Custodia Bank filed a certiorari petition with the Supreme Court on Friday, asking the justices to review the 10th Circuit’s March decision that let stand a Federal Reserve Bank of Kansas City denial of the crypto lender’s master account application. The petition frames the question as whether a regional Reserve Bank president holds “unbounded, unreviewable discretion” to shut disfavored banks out of the Fed’s payment rails, a power Custodia says Congress never delegated.

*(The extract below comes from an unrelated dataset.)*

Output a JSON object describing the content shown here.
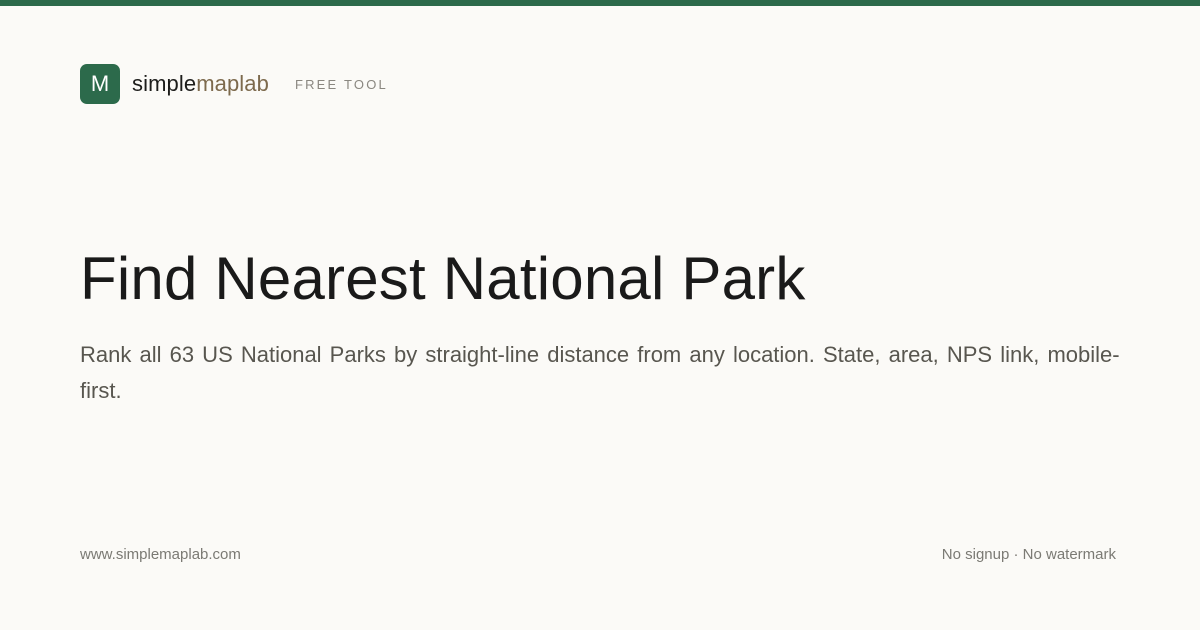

I’ve watched this fight since Custodia sued the Fed in June 2022. Fed materials put master account processing at 5-7 business days. Custodia waited 19 months, then got rejected in January 2023 over crypto-market volatility and thin risk controls, standard safety-and-soundness boilerplate. The 10th Circuit’s panel decision issued last October, and Judge Timothy Tymkovich’s dissent warned the majority “endorsed a reading of federal law that allows unappointed bank officials to exercise significant yet unreviewable executive authority.” The full court denied rehearing en banc in March, the ruling Custodia now wants the Supreme Court to undo.

Custodia’s timing isn’t an accident. The petition leans hard on Trump v. Cook, the Court’s June 29 ruling that boxed in the President’s power to remove a Fed governor without process. If the Fed’s independence from the White House cuts one way on removal, Custodia argues, it cuts the other way on accountability. Someone still has to answer for what an unelected Reserve Bank president decides. That’s the bet: a Court newly willing to draw lines around Fed authority might draw one here.

The Court is on recess until October. When it reconvenes, the justices will decide whether to grant cert.